In 2009, Ural Great PBC deeply loved by Perm citizens ceased its existence — even though all of us including me as the team captain tried to save it. For three years there was no big basketball in Perm, top-requested players moved to other clubs. My last season was in Saint Petersburg's Spartak; in 2011, it seemed, I ended my professional career and came back to Perm. At the same time, I continued studying at Master's program in Finances in Perm State University. After a while, Andrey Sheiko who was at the head of the Perm Basketball Federation told me about organizing a new team and offered me to play in it. I said that being a player was already not enough for me and I wanted to join the organizing activities. We talked and decided that having a playing manager of PARMA is, at least, a fascinating idea.

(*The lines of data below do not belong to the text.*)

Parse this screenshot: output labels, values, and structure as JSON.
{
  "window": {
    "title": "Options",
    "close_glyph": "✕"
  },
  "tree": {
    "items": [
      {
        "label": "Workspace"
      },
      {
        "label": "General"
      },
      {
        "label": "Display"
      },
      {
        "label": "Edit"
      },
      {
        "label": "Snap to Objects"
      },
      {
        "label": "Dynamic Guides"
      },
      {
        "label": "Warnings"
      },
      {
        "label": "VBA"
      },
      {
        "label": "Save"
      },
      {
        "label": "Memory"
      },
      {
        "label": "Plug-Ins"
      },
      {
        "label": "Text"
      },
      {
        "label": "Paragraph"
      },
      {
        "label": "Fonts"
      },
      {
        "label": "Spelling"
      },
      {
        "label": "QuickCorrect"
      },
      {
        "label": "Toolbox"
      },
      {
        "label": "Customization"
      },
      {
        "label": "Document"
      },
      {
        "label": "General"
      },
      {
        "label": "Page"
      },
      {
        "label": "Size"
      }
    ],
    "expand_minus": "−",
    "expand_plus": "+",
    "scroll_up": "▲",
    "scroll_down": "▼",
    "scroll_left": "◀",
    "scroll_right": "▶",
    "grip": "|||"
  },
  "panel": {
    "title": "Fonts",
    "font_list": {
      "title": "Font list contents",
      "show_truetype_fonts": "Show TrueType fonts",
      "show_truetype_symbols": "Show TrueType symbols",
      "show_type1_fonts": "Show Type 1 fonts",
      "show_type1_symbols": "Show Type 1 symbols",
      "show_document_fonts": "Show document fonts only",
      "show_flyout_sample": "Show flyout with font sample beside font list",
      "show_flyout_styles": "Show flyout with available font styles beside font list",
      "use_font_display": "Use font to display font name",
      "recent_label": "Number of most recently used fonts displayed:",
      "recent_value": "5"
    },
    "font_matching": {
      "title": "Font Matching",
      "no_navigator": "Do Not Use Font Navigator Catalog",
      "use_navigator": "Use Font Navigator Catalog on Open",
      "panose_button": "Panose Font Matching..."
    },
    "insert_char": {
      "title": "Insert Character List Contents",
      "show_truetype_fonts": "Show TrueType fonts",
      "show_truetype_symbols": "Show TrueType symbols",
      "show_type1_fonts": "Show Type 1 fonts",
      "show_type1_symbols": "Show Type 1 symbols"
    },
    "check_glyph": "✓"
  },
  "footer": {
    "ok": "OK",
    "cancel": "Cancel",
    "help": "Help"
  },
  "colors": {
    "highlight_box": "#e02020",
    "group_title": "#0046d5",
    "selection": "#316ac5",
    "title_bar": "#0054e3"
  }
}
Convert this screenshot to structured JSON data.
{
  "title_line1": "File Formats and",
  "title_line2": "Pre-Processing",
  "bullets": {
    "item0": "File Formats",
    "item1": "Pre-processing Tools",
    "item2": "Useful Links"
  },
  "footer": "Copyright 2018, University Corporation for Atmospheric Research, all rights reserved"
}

At the time, I had no idea what I was doing: it was a serious yet a very interesting adventure. I arrived at work earlier than anybody and went home later, and before, between and after the training sessions I had a basketball club to run. It was impossible to do it light-headedly: Perm was used to big basketball, to quality in every aspect, from sportive point of view as well as from organizational — the organization of games and show for the audience. Since we were short in resources, we had to do everything ourselves, sometimes being drivers, loaders, mechanics, and afterwards walking to the playground and finding power to play. Project was developing, it cost us a lot financial and soul wise, but pleasure was entirely ours.

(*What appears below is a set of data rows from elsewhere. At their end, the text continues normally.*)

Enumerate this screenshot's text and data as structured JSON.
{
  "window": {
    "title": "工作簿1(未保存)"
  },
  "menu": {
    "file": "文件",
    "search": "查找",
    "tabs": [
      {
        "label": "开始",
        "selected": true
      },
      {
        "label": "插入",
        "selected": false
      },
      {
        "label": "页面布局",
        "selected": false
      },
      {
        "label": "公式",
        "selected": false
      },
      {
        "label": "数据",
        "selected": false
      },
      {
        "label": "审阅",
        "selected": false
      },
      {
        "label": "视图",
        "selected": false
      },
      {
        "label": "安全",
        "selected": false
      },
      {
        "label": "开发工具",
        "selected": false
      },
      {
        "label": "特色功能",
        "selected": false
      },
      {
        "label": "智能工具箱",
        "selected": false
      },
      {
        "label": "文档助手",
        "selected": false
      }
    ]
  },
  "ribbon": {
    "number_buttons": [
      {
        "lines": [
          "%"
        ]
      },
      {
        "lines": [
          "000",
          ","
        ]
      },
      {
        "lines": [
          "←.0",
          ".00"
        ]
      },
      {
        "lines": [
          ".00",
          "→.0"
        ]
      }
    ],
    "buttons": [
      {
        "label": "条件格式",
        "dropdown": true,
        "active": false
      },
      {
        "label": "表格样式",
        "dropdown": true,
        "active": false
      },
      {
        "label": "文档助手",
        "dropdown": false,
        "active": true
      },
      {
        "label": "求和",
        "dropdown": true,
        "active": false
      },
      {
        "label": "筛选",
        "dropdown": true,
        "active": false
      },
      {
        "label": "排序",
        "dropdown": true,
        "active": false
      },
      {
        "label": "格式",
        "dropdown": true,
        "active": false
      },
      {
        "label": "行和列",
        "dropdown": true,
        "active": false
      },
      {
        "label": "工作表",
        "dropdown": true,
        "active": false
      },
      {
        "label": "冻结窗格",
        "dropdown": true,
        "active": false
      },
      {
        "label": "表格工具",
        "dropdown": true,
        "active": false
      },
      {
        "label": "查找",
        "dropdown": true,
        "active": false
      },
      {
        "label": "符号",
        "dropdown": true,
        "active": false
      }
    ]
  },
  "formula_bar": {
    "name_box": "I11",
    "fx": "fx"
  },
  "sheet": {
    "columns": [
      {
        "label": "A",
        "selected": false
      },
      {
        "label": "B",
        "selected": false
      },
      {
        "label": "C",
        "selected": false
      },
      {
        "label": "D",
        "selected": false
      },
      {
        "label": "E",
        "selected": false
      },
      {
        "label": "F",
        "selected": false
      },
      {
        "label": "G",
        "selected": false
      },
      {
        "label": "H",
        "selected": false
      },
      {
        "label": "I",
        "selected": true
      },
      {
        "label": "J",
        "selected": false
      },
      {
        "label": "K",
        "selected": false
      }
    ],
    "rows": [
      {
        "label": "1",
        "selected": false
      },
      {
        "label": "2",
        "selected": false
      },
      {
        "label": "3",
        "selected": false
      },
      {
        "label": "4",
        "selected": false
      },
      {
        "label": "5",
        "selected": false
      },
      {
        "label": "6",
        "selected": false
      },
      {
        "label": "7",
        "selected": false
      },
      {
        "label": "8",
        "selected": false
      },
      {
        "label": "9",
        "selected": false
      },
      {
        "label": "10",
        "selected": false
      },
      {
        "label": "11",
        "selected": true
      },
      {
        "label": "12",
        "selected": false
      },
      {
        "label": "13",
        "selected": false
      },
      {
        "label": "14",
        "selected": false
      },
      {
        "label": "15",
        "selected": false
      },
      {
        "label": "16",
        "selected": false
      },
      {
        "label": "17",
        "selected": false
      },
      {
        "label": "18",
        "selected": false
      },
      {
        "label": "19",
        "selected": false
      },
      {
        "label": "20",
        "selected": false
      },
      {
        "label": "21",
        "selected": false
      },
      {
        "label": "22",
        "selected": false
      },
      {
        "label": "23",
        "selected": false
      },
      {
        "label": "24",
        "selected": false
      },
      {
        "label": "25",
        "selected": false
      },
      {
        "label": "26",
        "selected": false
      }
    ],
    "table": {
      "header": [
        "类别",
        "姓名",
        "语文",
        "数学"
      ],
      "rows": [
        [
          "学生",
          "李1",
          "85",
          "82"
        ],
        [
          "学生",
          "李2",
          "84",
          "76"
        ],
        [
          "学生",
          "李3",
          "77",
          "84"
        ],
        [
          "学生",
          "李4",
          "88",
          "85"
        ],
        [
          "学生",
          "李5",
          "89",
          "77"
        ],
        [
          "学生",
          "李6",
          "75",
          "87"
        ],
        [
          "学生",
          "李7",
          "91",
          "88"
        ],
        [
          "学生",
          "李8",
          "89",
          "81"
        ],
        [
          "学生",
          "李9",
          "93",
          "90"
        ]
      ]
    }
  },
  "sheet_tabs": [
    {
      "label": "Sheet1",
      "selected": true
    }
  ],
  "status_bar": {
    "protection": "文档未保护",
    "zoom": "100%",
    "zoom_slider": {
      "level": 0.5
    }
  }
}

Our first home game we played in Sukhareva Sports Complex in front of the full hall, 2200 seats were taken. We cheated a bit (smiles) telling people that big basketball was coming back to Perm, yet team at that point consisted of players of Perm championship, not even in their power yet. However, coaches were able to make a team out of these good lads who couldn't hit the basket on their first trainings and ended only two runs with a go, a team that finished fifth in the Higher League Championship at their first season.
There was no need to motivate those boys, it was clear it was a chance. There is a difference whether you play in the championship of your own town or in the championship of Russia. Results of the first season encouraged us and we kept going. Today PARMA has its own big achievements, though unfortunately, we don't win every game but we constantly move forward and I hope, this movement won't stop.
Our signature line always was including many graduates of local basketball schools to PARMA team. We are still unique in this way. One of our main aims is to improve quality of players in all schools of the region, that's why PARMA's legal name is Perm Basketball Development Foundation. It is a very interesting task that adds adrenalin.
I can't say exactly why I stayed in Perm. It was a place I created my family but even beyond that there is something about the city. My work is important for me at the moment, and I want to do it in this place. Until there is a point in coming back here, I will always do it.
More than a native Permian, I see how city improves. And as a Permian myself I want it to improve faster. But it is a completely different story.